Начавшийся вскоре концерт он почти не слушал. Смотрел на сцену, а мысли его были далеко. Вспоминался деревянный домик с остеклённой террасой в Петровском парке, напоминавшем дачный посёлок, если бы не близость глубокой каменной чаши стадиона „Динамо“ с рёвом возбуждённой многотысячной толпы болельщиков на трибунах и аплодисментами, в которых тонул слабый шелест крыльев, когда в честь забитых голов выпускали болельщики в воздух голубей. Они потом пролетали над домом Бурцевых.
И ещё вспомнил Бурцев мать и брата и то время, когда маленькими они дрались и ругались с братом дома, но зато на улице стояли друг за друга горой. Бурцев думал о своём детстве, приукрашивая его в воспоминаниях, как делают все люди, а уж на фронте особенно; на сцене же тем временем плясали солдаты из дивизионного ансамбля, выступал хор и приехавший из Москвы композитор играл на аккордеоне и „показывал“ фронтовикам свои новые песни.
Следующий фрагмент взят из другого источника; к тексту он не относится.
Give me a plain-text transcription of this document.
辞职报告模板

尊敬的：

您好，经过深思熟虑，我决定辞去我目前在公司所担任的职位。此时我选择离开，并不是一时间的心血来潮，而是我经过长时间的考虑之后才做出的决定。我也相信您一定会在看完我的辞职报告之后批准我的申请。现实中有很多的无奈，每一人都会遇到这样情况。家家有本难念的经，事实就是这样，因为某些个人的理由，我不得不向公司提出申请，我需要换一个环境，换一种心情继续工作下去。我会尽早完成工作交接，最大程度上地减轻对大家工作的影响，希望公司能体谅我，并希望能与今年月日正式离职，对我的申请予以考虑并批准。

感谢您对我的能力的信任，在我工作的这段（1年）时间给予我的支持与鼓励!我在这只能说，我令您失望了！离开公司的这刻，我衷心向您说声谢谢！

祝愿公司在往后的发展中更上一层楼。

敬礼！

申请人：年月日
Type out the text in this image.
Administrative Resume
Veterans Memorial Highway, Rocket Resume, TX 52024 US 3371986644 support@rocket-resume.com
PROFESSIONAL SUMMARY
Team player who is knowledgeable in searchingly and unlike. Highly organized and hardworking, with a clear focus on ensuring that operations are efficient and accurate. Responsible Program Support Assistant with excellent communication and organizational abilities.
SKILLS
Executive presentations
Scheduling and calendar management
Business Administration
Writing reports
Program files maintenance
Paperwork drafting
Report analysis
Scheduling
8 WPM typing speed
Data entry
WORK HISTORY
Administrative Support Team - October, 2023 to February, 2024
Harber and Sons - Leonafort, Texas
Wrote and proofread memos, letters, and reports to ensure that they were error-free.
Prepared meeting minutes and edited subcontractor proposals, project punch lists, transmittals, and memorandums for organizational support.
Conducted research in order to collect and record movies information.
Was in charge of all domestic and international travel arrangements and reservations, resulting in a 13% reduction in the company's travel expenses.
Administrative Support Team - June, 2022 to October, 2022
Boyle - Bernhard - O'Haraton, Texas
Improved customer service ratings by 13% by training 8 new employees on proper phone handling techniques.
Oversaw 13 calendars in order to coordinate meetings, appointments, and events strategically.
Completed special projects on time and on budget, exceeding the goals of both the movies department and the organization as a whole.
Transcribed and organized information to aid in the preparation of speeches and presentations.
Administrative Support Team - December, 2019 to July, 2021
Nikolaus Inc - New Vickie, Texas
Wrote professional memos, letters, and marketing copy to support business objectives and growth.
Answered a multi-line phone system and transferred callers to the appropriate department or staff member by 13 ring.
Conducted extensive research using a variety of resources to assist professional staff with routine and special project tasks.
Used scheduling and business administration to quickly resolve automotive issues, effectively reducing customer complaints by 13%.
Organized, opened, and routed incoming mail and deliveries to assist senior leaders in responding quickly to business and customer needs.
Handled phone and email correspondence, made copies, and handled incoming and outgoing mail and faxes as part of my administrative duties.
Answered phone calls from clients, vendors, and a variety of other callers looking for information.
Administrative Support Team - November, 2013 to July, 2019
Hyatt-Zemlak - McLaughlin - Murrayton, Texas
— После меня будет выступать солист, — заявил композитор, — а я, товарищи, сам начавший свой творческий путь в красноармейской самодеятельности, покажу вам свой „Солдатский вальс“ композиторским голосом.
Но Бурцева не заинтересовал и композиторский голос, и он больше смотрел на сидевшего неподалёку командира дивизии генерала Свиридова и младшего лейтенанта Сергея Свиридова. Отец обнял сына, уходящего этой ночью в немецкий тыл. О чём они говорили, Бурцев, конечно, не слышал. Он только видел тыльную сторону крупной ладони, крепко сжимавшей узкое в кости плечо сына, и коротко стриженную голову младшего лейтенанта Свиридова, прислонившегося к отцу.